I am totally confused about this concept? anybody help me how many types of o2 vacancies can be formed in ceramics samples after doping? i mean what happen if we replace high valent cation by low valent cation(Bi3+ by Sr2+) or (Ti4+ by Nb5+)
There are a number of ways that oxygen vacancies can be created.
By spontaneous intrinsic defects. Such defects are thermally activated: their concentration raises exponentially when temperature is increased. Examples are Frenkel, Schottky and partial Schottky (also called pseudo-Schottky) defects. All of them are charge-neutral, since charged defects cannot be created independently, because the crystal must be neutral. A Frenkel defect is 1 vacancy + 1 interstitial. It can be thought as if O2- ions leave their regular positions in the lattice (resulting in the creation of 1 O2- vacancy) and migrate to interstitial positions. Notice that an oxygen vacancy has charge 2e, while an interstitial oxygen has charge -2e. A Schottky defect can be thought as if all ions of a single molecule leave their regular positions and go to crystal's surface (or the region between grains in a ceramic), forming a new molecule there. In the process, vacancies of all ions constituting the molecule are left behind (including oxygen vacancies). A partial Schottky defect is similar to Schottky defect, but instead of a whole molecule going to the surface, only a neutral fraction does. For example, in SrTiO3, the possibilities are Sr2+ and O2- vacancies (leading to formation of a SrO secondary phase on surface of between grains) or Ti4+ and O2- vacancies (and a TiO2 secondary phase would be formed). As you can see, the secondary phase is usually one of the "reactants".
By non-stoichiometry. If you reduce the amount of one reactant in relation to the stoichiometric amount required to synthesize a stoichiometric material, this may lead to creation of vacancies in your material (but not necessarily...). For example, if you are synthesizing SrTiO3 using the synthesis reaction SrO + TiO2 --> SrTiO3, you can do this by two forms. One is (1-x)SrO + TiO2 --> Sr1-xTiO3-x and the other is SrO + (1-x)TiO2 --> SrTi1-xO3-2x.
By doping. If you replace a cation by another one with lower valence, a negative charge is introduced and must be compensated by a positively charged defect (an oxygen vacancy, for example). If you replace Ti4+ by Zn2+ in SrTiO3, for example, this may (but not necessarily will) be compensated by a O2- vacancy (charge 2e).

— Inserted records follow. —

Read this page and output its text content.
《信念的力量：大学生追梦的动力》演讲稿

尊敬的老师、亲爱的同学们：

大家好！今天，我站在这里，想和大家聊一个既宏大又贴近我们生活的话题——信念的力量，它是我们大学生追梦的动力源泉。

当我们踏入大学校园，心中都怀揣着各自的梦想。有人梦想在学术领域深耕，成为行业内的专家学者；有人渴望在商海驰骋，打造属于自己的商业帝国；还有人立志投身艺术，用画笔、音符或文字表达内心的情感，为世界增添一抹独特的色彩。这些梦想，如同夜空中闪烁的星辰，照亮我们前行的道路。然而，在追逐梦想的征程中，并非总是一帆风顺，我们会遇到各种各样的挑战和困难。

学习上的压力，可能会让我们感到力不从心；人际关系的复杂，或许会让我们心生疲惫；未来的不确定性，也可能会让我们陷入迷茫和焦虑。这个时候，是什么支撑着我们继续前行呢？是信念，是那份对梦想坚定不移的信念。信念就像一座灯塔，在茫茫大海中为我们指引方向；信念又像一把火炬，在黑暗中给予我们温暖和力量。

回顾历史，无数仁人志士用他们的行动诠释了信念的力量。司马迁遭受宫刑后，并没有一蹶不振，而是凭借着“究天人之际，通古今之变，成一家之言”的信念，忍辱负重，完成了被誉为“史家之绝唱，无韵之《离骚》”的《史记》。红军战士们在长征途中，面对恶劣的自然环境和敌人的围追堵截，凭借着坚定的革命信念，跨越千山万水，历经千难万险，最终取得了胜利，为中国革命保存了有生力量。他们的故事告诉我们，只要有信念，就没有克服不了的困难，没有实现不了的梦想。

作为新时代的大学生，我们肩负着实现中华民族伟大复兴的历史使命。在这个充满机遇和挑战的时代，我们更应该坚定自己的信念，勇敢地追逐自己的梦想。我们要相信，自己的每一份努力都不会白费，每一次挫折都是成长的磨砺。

By reduction. Oxygen may leave the system as O2(g) during calcination. As each oxygen in O2 is neutral, the two extra electrons in O2- are left in the system, causing reduction of one of the cations. In La3+Mn3+O3, for example, this can be schematically written as La3+Mn3+O3 --> La3+Mn3+1-2xMn2+2xO3-x + (x/2)O2(g). As oxygen leaves the system, oxygen vacancies are created.